Each lifecycle stage has a story with a beginning, middle and end. You could, for instance, break the Activation stage into three smaller phases of engagement, or Where the customer is in the story:
- Discovery – Learning about your brand’s offerings in accordance with their particular needs
- Familiarization – Getting accustomed to your products and services while navigating your digital channels
- Mastery – Gaining the ability to proficiently engage and a clear understanding of how your brand aligns with their needs
Knowing exactly Where they are in relation to the story of each lifecycle stage makes content personalization much easier.
It also ensures, once again, that the individualized marketing you’re sending is appropriately mapped to meet customer expectations.
Identifying Your Message’s Where:
- What context do I need to properly align this message?
- What customer interactions need to happen for this message to land right?
- What’s the optimal situation for the customer to receive this message?
The What: Delivering Meaningful Content
And, finally, we’ve reached the “what” of individualization. As Bill Gates famously said, “Content is King.” When most people think of individualization (and even personalization as a catch-all umbrella term) it’s usually content that comes to mind first.
Content is the most overt component of individualized marketing. But as we’ve just pointed out, individualized content is inherently linked to so much more. Personalizing the different elements of content—the copy, images, layouts, CTA, and beyond—needs to have a connection to the recipient.

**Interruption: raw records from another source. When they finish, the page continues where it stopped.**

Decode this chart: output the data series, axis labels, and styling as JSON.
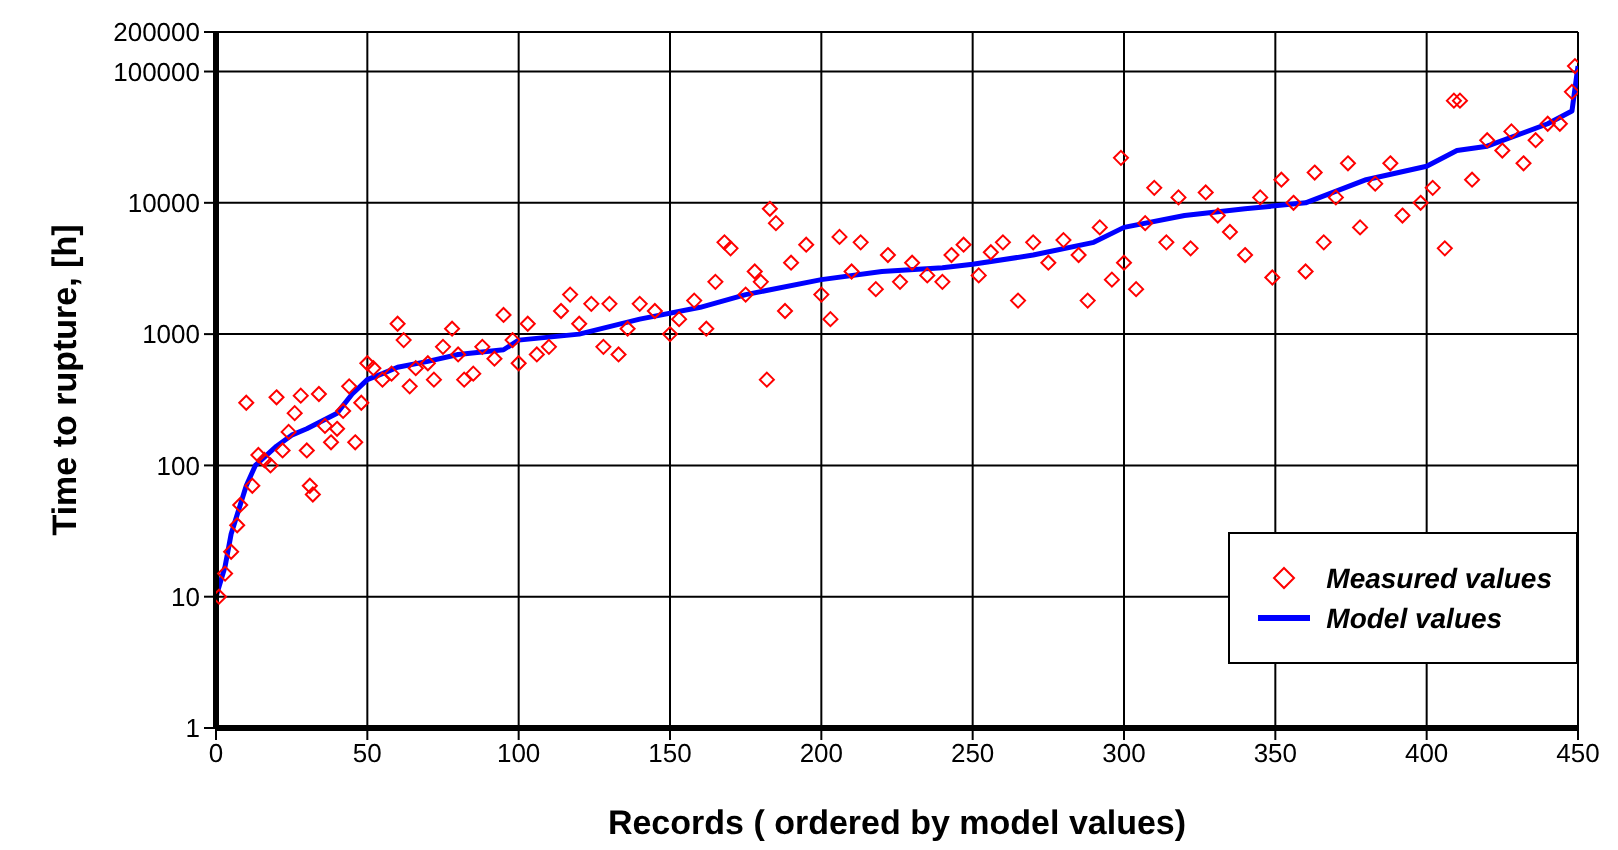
{
  "chart_data": {
    "type": "scatter",
    "xlabel": "Records   ( ordered by model values)",
    "ylabel": "Time to rupture, [h]",
    "log": "y",
    "grid": true,
    "legend": "bottom right",
    "xlim": [
      0,
      450
    ],
    "xticks": [
      0,
      50,
      100,
      150,
      200,
      250,
      300,
      350,
      400,
      450
    ],
    "ylim": [
      1,
      200000
    ],
    "yticks": [
      1,
      10,
      100,
      1000,
      10000,
      100000,
      200000
    ],
    "series": [
      {
        "name": "Measured values",
        "type": "scatter",
        "marker": "diamond",
        "color": "#ff0000",
        "x": [
          1,
          3,
          5,
          7,
          8,
          10,
          12,
          14,
          16,
          18,
          20,
          22,
          24,
          26,
          28,
          30,
          31,
          32,
          34,
          36,
          38,
          40,
          42,
          44,
          46,
          48,
          50,
          52,
          55,
          58,
          60,
          62,
          64,
          66,
          70,
          72,
          75,
          78,
          80,
          82,
          85,
          88,
          92,
          95,
          98,
          100,
          103,
          106,
          110,
          114,
          117,
          120,
          124,
          128,
          130,
          133,
          136,
          140,
          145,
          150,
          153,
          158,
          162,
          165,
          168,
          170,
          175,
          178,
          180,
          182,
          183,
          185,
          188,
          190,
          195,
          200,
          203,
          206,
          210,
          213,
          218,
          222,
          226,
          230,
          235,
          240,
          243,
          247,
          252,
          256,
          260,
          265,
          270,
          275,
          280,
          285,
          288,
          292,
          296,
          299,
          300,
          304,
          307,
          310,
          314,
          318,
          322,
          327,
          331,
          335,
          340,
          345,
          349,
          352,
          356,
          360,
          363,
          366,
          370,
          374,
          378,
          383,
          388,
          392,
          398,
          402,
          406,
          409,
          411,
          415,
          420,
          425,
          428,
          432,
          436,
          440,
          444,
          448,
          449
        ],
        "values": [
          10,
          15,
          22,
          35,
          50,
          300,
          70,
          120,
          110,
          100,
          330,
          130,
          180,
          250,
          340,
          130,
          70,
          60,
          350,
          200,
          150,
          190,
          260,
          400,
          150,
          300,
          600,
          550,
          450,
          500,
          1200,
          900,
          400,
          550,
          600,
          450,
          800,
          1100,
          700,
          450,
          500,
          800,
          650,
          1400,
          900,
          600,
          1200,
          700,
          800,
          1500,
          2000,
          1200,
          1700,
          800,
          1700,
          700,
          1100,
          1700,
          1500,
          1000,
          1300,
          1800,
          1100,
          2500,
          5000,
          4500,
          2000,
          3000,
          2500,
          450,
          9000,
          7000,
          1500,
          3500,
          4800,
          2000,
          1300,
          5500,
          3000,
          5000,
          2200,
          4000,
          2500,
          3500,
          2800,
          2500,
          4000,
          4800,
          2800,
          4200,
          5000,
          1800,
          5000,
          3500,
          5200,
          4000,
          1800,
          6500,
          2600,
          22000,
          3500,
          2200,
          7000,
          13000,
          5000,
          11000,
          4500,
          12000,
          8000,
          6000,
          4000,
          11000,
          2700,
          15000,
          10000,
          3000,
          17000,
          5000,
          11000,
          20000,
          6500,
          14000,
          20000,
          8000,
          10000,
          13000,
          4500,
          60000,
          60000,
          15000,
          30000,
          25000,
          35000,
          20000,
          30000,
          40000,
          40000,
          70000,
          110000
        ]
      },
      {
        "name": "Model values",
        "type": "line",
        "marker": "none",
        "line_style": "solid",
        "color": "#0000ff",
        "x": [
          0,
          3,
          5,
          8,
          10,
          13,
          20,
          25,
          30,
          40,
          45,
          50,
          55,
          60,
          70,
          80,
          95,
          100,
          120,
          140,
          160,
          175,
          200,
          220,
          240,
          250,
          270,
          290,
          300,
          320,
          340,
          360,
          380,
          400,
          410,
          420,
          440,
          448,
          450
        ],
        "values": [
          10,
          17,
          30,
          50,
          70,
          100,
          140,
          170,
          190,
          250,
          350,
          450,
          500,
          560,
          620,
          700,
          760,
          900,
          1000,
          1300,
          1600,
          2000,
          2600,
          3000,
          3200,
          3400,
          4000,
          5000,
          6500,
          8000,
          9000,
          10000,
          15000,
          19000,
          25000,
          27000,
          40000,
          50000,
          110000
        ]
      }
    ]
  }
}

Part of the reason we’re able to do that effectively is because we’ve comprehensively addressed the Why, the Who, the When, and the Where. We gathered the understanding and necessary context to create the specific What. To a degree, content itself is almost always a result of the four other W’s.
Conveying Your Message’s What:
- How can the copy and content reflect the individual?
- Which images can I use to draw attention and evoke familiarity?
- Which specific recommendations and products align with this customer’s interests?
How Individualization Happens
To accomplish this degree of individualized marketing accuracy, you must be able to freely wield your customer data. As discussed, most—if not all—answers to the question of “What should I send my customer?” lives inside your customers’ profiles. Now it’s up to all of us to put that data to use and deliver the experiences our customers want!